The usage categories include download information by format and download type, journal citation and category, additional federal agencies that leverage services, and community development of open software packages. Analysis of download file type show support for providing data in a range of formats. Daymet files in netCDF format have yearly direct downloads of ~35,000 files while pre-derived climatologic files formatted as netCDF and geoTIFF have ~42,000 downloads. CSV file formats for a single geographic location see yearly downloads of over 10 million single granules.
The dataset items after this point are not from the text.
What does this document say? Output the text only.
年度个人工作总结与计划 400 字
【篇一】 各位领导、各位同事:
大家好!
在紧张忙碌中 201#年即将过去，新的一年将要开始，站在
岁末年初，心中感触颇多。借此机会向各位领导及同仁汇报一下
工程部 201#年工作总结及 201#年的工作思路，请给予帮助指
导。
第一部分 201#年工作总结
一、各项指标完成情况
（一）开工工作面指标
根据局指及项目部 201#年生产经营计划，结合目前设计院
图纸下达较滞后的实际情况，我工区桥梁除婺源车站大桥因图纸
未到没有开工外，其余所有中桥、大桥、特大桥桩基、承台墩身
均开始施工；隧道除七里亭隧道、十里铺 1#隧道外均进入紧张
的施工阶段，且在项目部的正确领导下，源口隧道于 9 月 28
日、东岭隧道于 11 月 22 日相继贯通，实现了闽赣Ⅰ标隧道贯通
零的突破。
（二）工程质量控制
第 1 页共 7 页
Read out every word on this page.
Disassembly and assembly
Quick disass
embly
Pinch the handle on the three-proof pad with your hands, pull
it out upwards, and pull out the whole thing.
MODIS Subsets for a total of ~1 million unique locations were retrieved by ~3,500 unique users for 2018. Downloads by specialized tools, API’s, and servers demonstrate that capabilities provided (subsetting, automation, programmatic access) are valuable to accommodating user needs. The interdisciplinary audience is widened by agencies that develop higher level applications (e.g. GeoDataPortal, spatialEco, zonalDaymet, National Phenology Network, AmeriFlux, FLUXNET), contribute tools that facilitate data service (e.g., DaymetR, MODISTools R, MODISPythonClient, phenor) and educators (GEOG 576, MODIS/VIIRS Classroom Exercises). Impact is assessed by the number and category of journal publications that cite the dataset DOI’s. The dataset citation has increased each year for a total of 230 citations for Daymet and 473 for MODIS Subsets.